MAHKEMESİ :Asliye Hukuk Mahkemesi
Taraflar arasındaki sıra cetveline itiraz davasının yapılan yargılaması sonunda ilamda yazılı nedenlerden dolayı davanın kabulüne yönelik verilen hükmün süresi içinde davalı ... vekilince temyiz edilmesi üzerine dosya incelendi, gereği konuşulup düşünüldü. - K A R A R -
Davacı vekili, müvekkili tarafından borçlu ...aleyhine ... takibi başlatıldığını, ... 3. ... Müdürlüğünün 2008/6143 Esas sayılı dosyasının muvazaalı olduğunu, borçlunun çalışmakta olduğu yerlere maaş haczi yaptırdığını ileri sürerek Denizli 3. ... Müdürlüğünün 2008/6143 Esas sayılı dosyadaki alacağın muvazaalı olduğunun kabulü ile sıra cetvelinde nazara alınmamasına karar verilmesini talep ve dava etmiştir.
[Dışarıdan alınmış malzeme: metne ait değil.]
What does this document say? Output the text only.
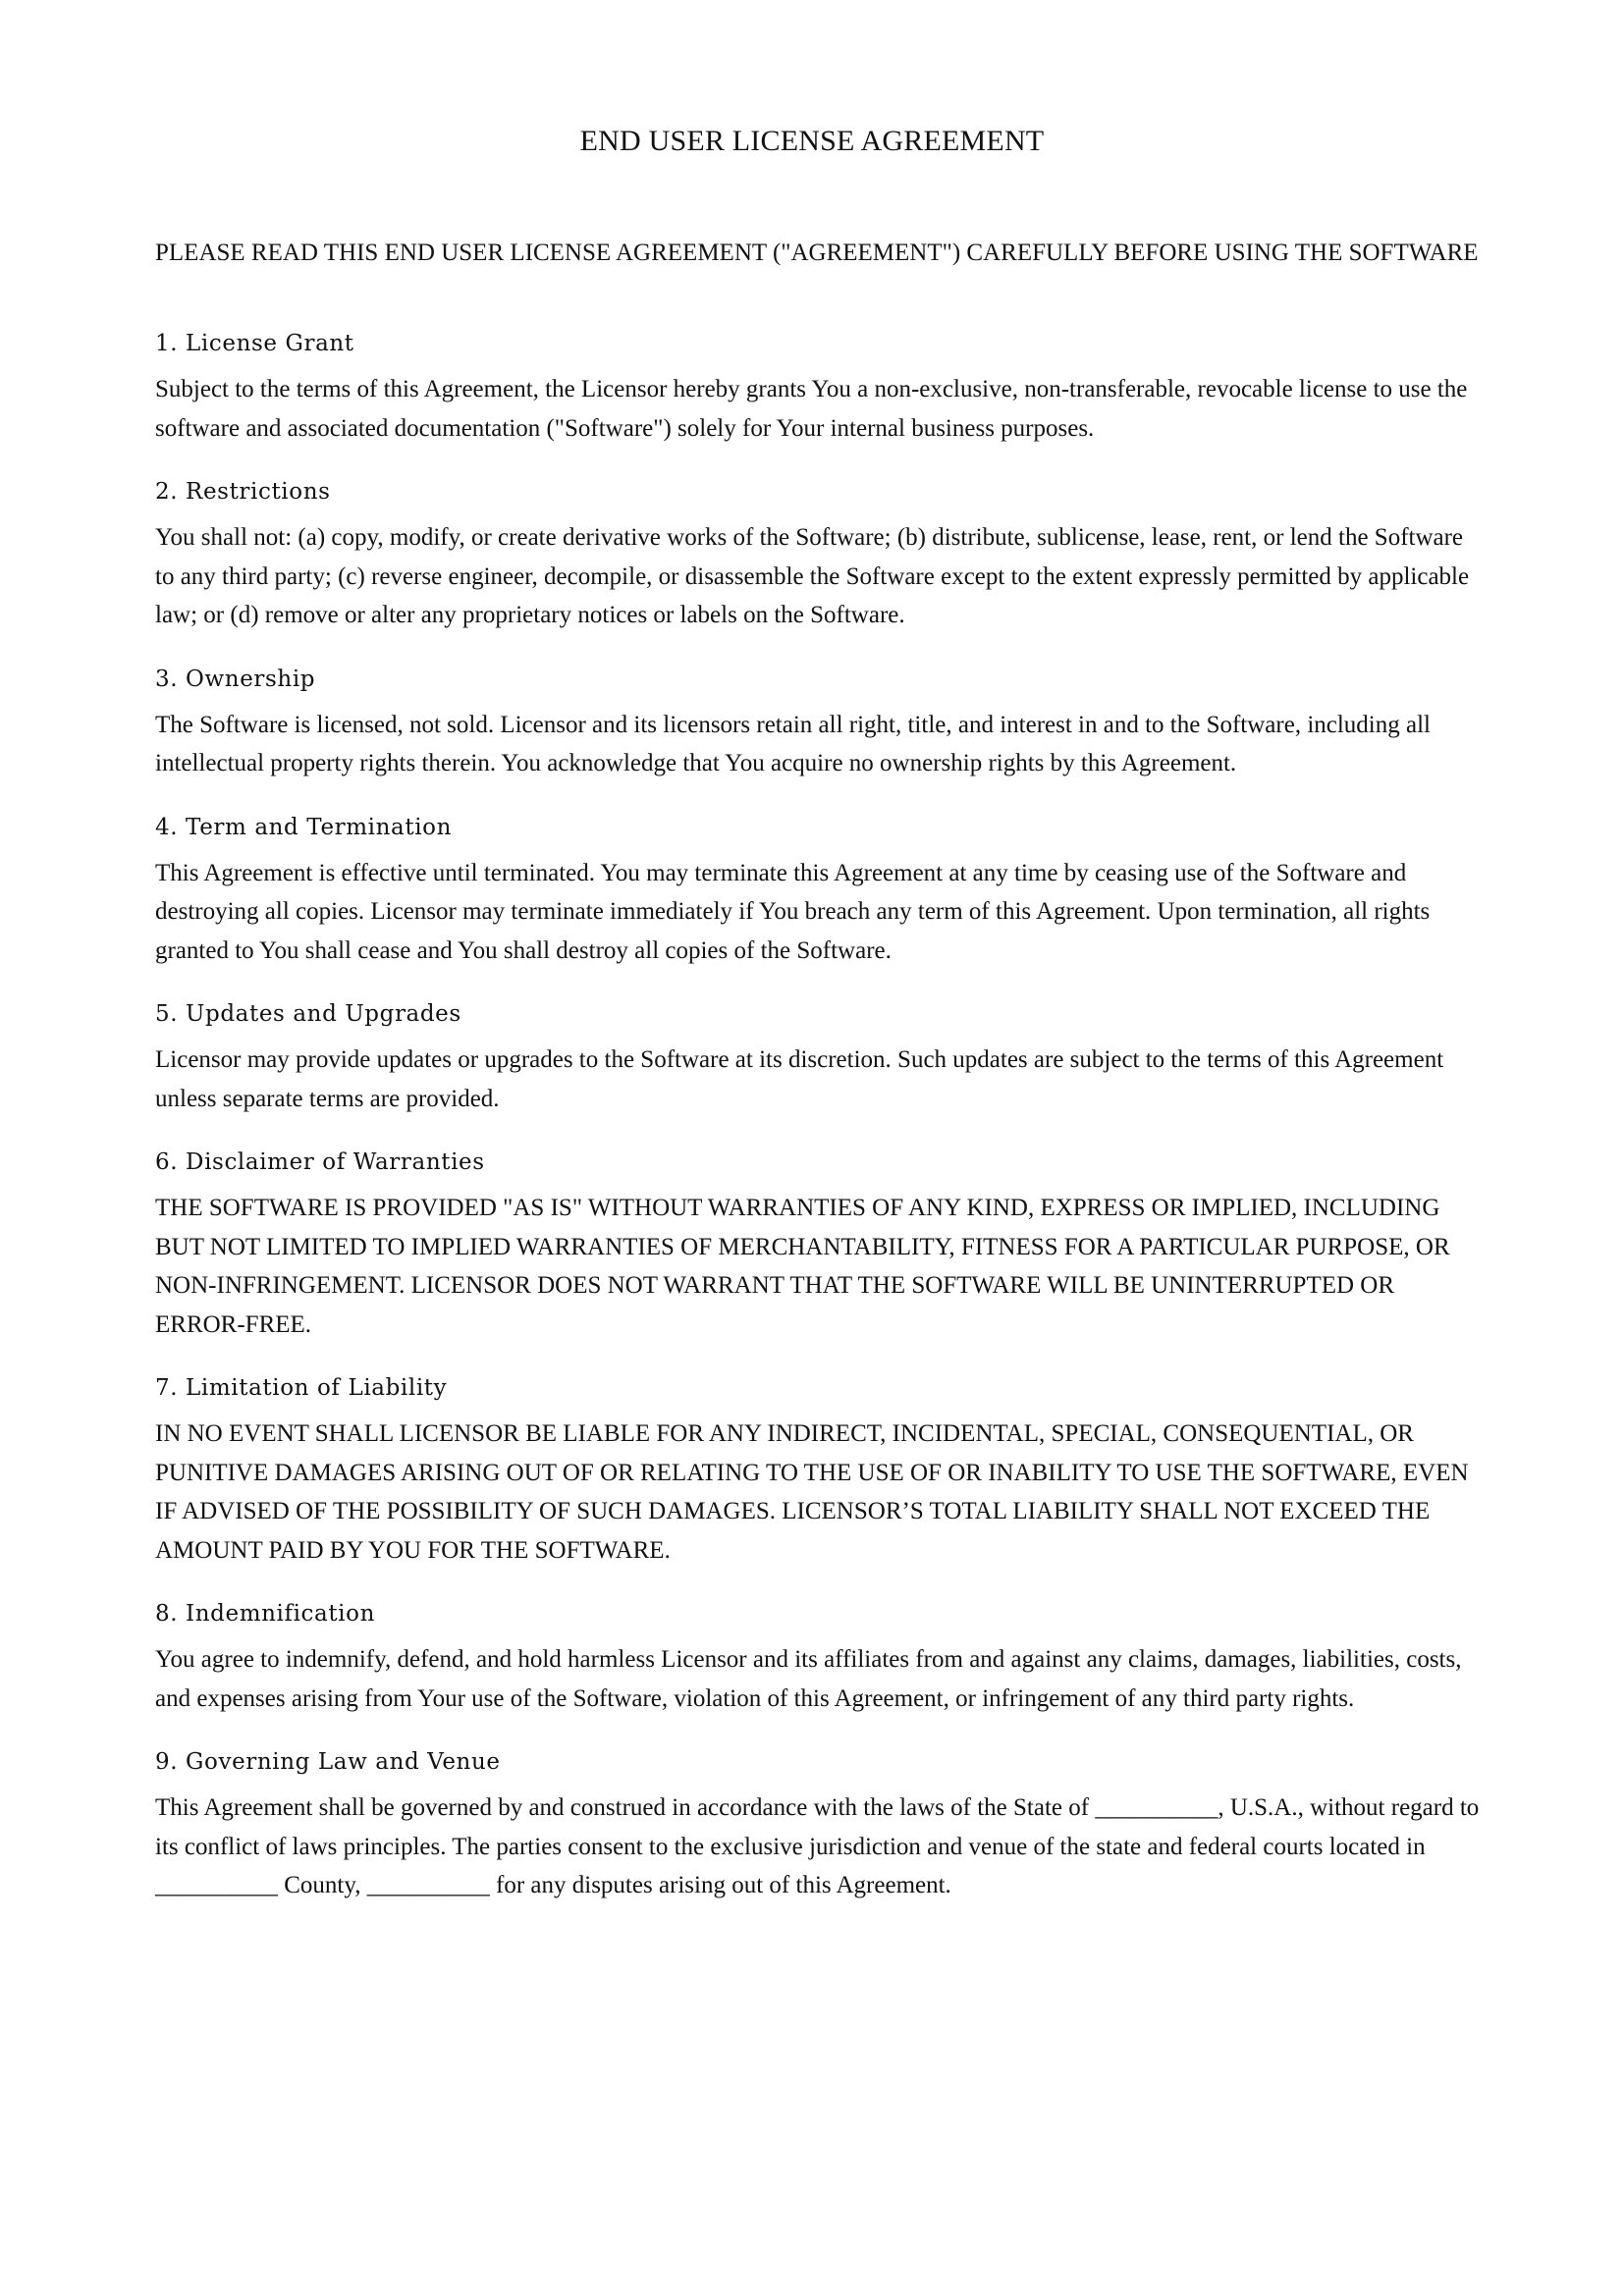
END USER LICENSE AGREEMENT

PLEASE READ THIS END USER LICENSE AGREEMENT ("AGREEMENT") CAREFULLY BEFORE USING THE SOFTWARE

1. License Grant

Subject to the terms of this Agreement, the Licensor hereby grants You a non-exclusive, non-transferable, revocable license to use the software and associated documentation ("Software") solely for Your internal business purposes.

2. Restrictions

You shall not: (a) copy, modify, or create derivative works of the Software; (b) distribute, sublicense, lease, rent, or lend the Software to any third party; (c) reverse engineer, decompile, or disassemble the Software except to the extent expressly permitted by applicable law; or (d) remove or alter any proprietary notices or labels on the Software.

3. Ownership

The Software is licensed, not sold. Licensor and its licensors retain all right, title, and interest in and to the Software, including all intellectual property rights therein. You acknowledge that You acquire no ownership rights by this Agreement.

4. Term and Termination

This Agreement is effective until terminated. You may terminate this Agreement at any time by ceasing use of the Software and destroying all copies. Licensor may terminate immediately if You breach any term of this Agreement. Upon termination, all rights granted to You shall cease and You shall destroy all copies of the Software.

5. Updates and Upgrades

Licensor may provide updates or upgrades to the Software at its discretion. Such updates are subject to the terms of this Agreement unless separate terms are provided.

6. Disclaimer of Warranties

THE SOFTWARE IS PROVIDED "AS IS" WITHOUT WARRANTIES OF ANY KIND, EXPRESS OR IMPLIED, INCLUDING BUT NOT LIMITED TO IMPLIED WARRANTIES OF MERCHANTABILITY, FITNESS FOR A PARTICULAR PURPOSE, OR NON-INFRINGEMENT. LICENSOR DOES NOT WARRANT THAT THE SOFTWARE WILL BE UNINTERRUPTED OR ERROR-FREE.

7. Limitation of Liability

IN NO EVENT SHALL LICENSOR BE LIABLE FOR ANY INDIRECT, INCIDENTAL, SPECIAL, CONSEQUENTIAL, OR PUNITIVE DAMAGES ARISING OUT OF OR RELATING TO THE USE OF OR INABILITY TO USE THE SOFTWARE, EVEN IF ADVISED OF THE POSSIBILITY OF SUCH DAMAGES. LICENSOR’S TOTAL LIABILITY SHALL NOT EXCEED THE AMOUNT PAID BY YOU FOR THE SOFTWARE.

8. Indemnification

You agree to indemnify, defend, and hold harmless Licensor and its affiliates from and against any claims, damages, liabilities, costs, and expenses arising from Your use of the Software, violation of this Agreement, or infringement of any third party rights.

9. Governing Law and Venue

This Agreement shall be governed by and construed in accordance with the laws of the State of __________, U.S.A., without regard to its conflict of laws principles. The parties consent to the exclusive jurisdiction and venue of the state and federal courts located in __________ County, __________ for any disputes arising out of this Agreement.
Davalı vekili düzenlenmiş bir sıra cetveli olmadığını ileri sürerek davanın reddini istemiştir. Mahkemece iddia, savunma ve dosya kapsamında, ispat yükünün davalı tarafa ait olduğu, davalı alacaklının takibinin dayanağının senet olmasının muvazaa iddiasını bertaraf etmeyeceği, senedin taraflar arasında her zaman düzenlenebileceği, davalı tarafından alacağın muvazaalı olmadığının kesin ve inandırıcı olarak ispatlanamadığı gerekçesiyle davanın kabulüne karar verilmiştir. Kararı, davalı vekili temyiz etmiştir. İİK"nın 142. maddesi uyarınca haczedilen malın alacaklıların alacağına yetmemesi halinde sıra cetveli yapılır. Borçlunun maaşına yazılan haciz yazılarının sıraya konulması ve bu sıra ile ödeme yapılması sıra cetveli değildir. Sıra cetveline itiraz davalarında davalının alacağının gerçek olduğunu ispat etmek zorunda olmasına rağmen maaş hacizlerinde üst sıralarda bulunan alacaklar aleyhine açılan davalar genel muvazaa mahiyetinde olup bu davalarda genel ispat kuralları geçerlidir. Somut olayda mahkemece, usulüne uygun düzenlenmiş bir sıra cetveli olmamasına rağmen davalının alacaklı olduğunu ispat edemediği gerekçesiyle ispat yükünün davacı yerine davalıya yüklenmesi suretiyle sonuca gidilmesi doğru olmamıştır. SONUÇ: Yukarıda açıklanan nedenlerle davalı vekilinin temyiz itirazlarının kabulü ile hükmün anılan davalı yararına BOZULMASINA, peşin alınan harcın istek halinde temyiz edene iadesine, kararın tebliğinden itibaren 15 gün içerisinde karar düzeltme yolu açık olmak üzere 12.02.2019 tarihinde oy birliğiyle karar verildi.